Article published in Trent University’s Arthur Student Newspaper: http://trentarthur.ca/trent-film-society-presents-catherine-breillats-fat-girl/
Catherine Breillat’s Fat Girl (A ma soeur!, 2001), underwent a scourge of negative reviews
upon its release. Critics and spectators dismissed its shocking images and finale
which, on cursory glance, seemed to have little to do with the story up to that point. Film
scholars have made much more of it, noting the affective charge of film, its structural
and stylistic brilliance, and even its very subtle historical and political critique.

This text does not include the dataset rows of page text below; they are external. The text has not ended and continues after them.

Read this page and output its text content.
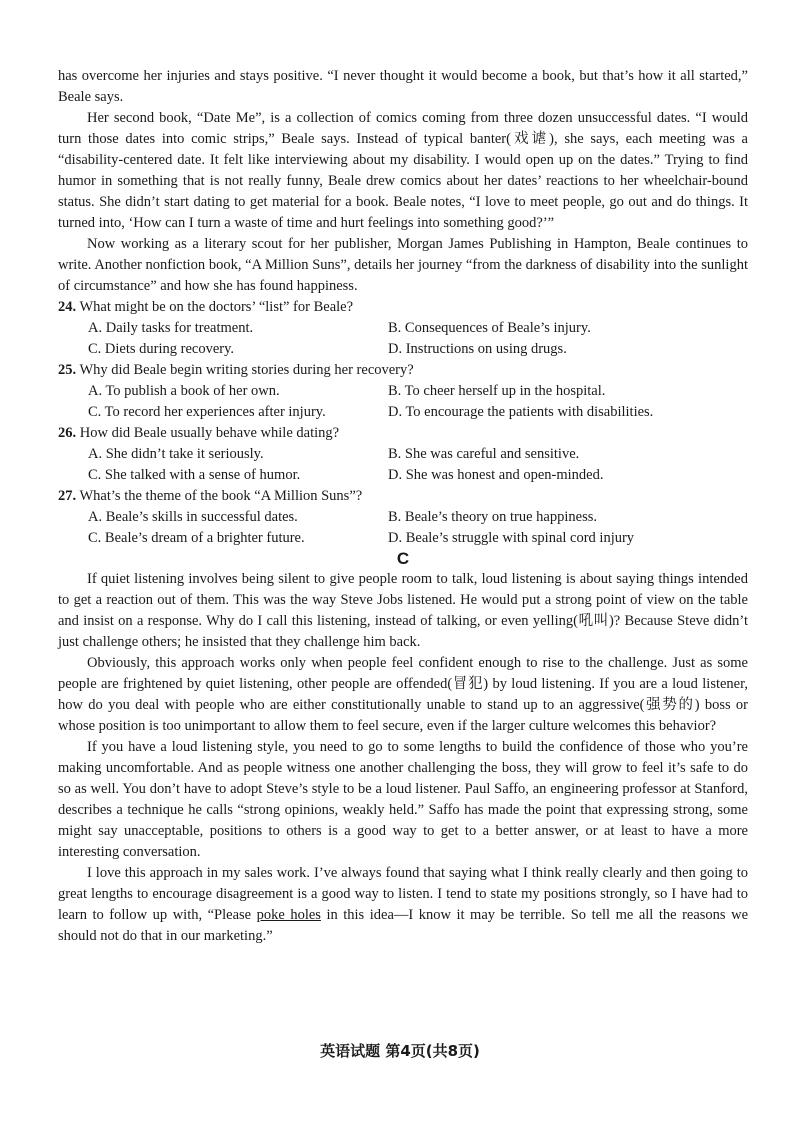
has overcome her injuries and stays positive. “I never thought it would become a book, but that’s how it all started,” Beale says.

Her second book, “Date Me”, is a collection of comics coming from three dozen unsuccessful dates. “I would turn those dates into comic strips,” Beale says. Instead of typical banter(戏谑), she says, each meeting was a “disability-centered date. It felt like interviewing about my disability. I would open up on the dates.” Trying to find humor in something that is not really funny, Beale drew comics about her dates’ reactions to her wheelchair-bound status. She didn’t start dating to get material for a book. Beale notes, “I love to meet people, go out and do things. It turned into, ‘How can I turn a waste of time and hurt feelings into something good?’”

Now working as a literary scout for her publisher, Morgan James Publishing in Hampton, Beale continues to write. Another nonfiction book, “A Million Suns”, details her journey “from the darkness of disability into the sunlight of circumstance” and how she has found happiness.

24. What might be on the doctors’ “list” for Beale?

A. Daily tasks for treatment.	B. Consequences of Beale’s injury.
C. Diets during recovery.	D. Instructions on using drugs.

25. Why did Beale begin writing stories during her recovery?

A. To publish a book of her own.	B. To cheer herself up in the hospital.
C. To record her experiences after injury.	D. To encourage the patients with disabilities.

26. How did Beale usually behave while dating?

A. She didn’t take it seriously.	B. She was careful and sensitive.
C. She talked with a sense of humor.	D. She was honest and open-minded.

27. What’s the theme of the book “A Million Suns”?

A. Beale’s skills in successful dates.	B. Beale’s theory on true happiness.
C. Beale’s dream of a brighter future.	D. Beale’s struggle with spinal cord injury

C

If quiet listening involves being silent to give people room to talk, loud listening is about saying things intended to get a reaction out of them. This was the way Steve Jobs listened. He would put a strong point of view on the table and insist on a response. Why do I call this listening, instead of talking, or even yelling(吼叫)? Because Steve didn’t just challenge others; he insisted that they challenge him back.

Obviously, this approach works only when people feel confident enough to rise to the challenge. Just as some people are frightened by quiet listening, other people are offended(冒犯) by loud listening. If you are a loud listener, how do you deal with people who are either constitutionally unable to stand up to an aggressive(强势的) boss or whose position is too unimportant to allow them to feel secure, even if the larger culture welcomes this behavior?

If you have a loud listening style, you need to go to some lengths to build the confidence of those who you’re making uncomfortable. And as people witness one another challenging the boss, they will grow to feel it’s safe to do so as well. You don’t have to adopt Steve’s style to be a loud listener. Paul Saffo, an engineering professor at Stanford, describes a technique he calls “strong opinions, weakly held.” Saffo has made the point that expressing strong, some might say unacceptable, positions to others is a good way to get to a better answer, or at least to have a more interesting conversation.

I love this approach in my sales work. I’ve always found that saying what I think really clearly and then going to great lengths to encourage disagreement is a good way to listen. I tend to state my positions strongly, so I have had to learn to follow up with, “Please poke holes in this idea—I know it may be terrible. So tell me all the reasons we should not do that in our marketing.”

英语试题 第4页(共8页)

For our
purposes as curators of a series of fictional films on adolescent sexuality, without precisely
neglecting Fat Girl’s merits as a work of art—inseparable as it is from what interests
us—the affective charge and response of the audience is most valuable as a critical tool to
evaluate and theorize film(s).
Certainly Fat Girl is disturbing and a cause of discomfort. Two of the longest scenes
has Anaïs, the 12-year-old sister of three years older Elena, witness the latter’s initiations
into sexual intercourse. As spectators we too come too close in contact with Elena and
Fernando, an older college student she has seduced while on a family vacation. Further,
when Anaïs’ prophetic statement at the beginning of the film is realized, namely her wish
to lose her virginity in an emotionless embrace, we are appalled by her apparent indifference
bordering on satisfaction. But the film’s ending of sexual violence registered less
with viewers as the prior shock.
In Martin Barker’s research on Fat Girl, personal identification was noted as a psychological
conflict: female spectators understood Elena’s fragility and weakness, with her innocence
so easily stolen by a handsome older man who knew how to say the right words,
and male spectators saw themselves in Fernando and his sophistry. According to Barker’s
research, identification calls us to attention, forces us to look at images that frighten, disturb
and remind us of our own sexual experiences.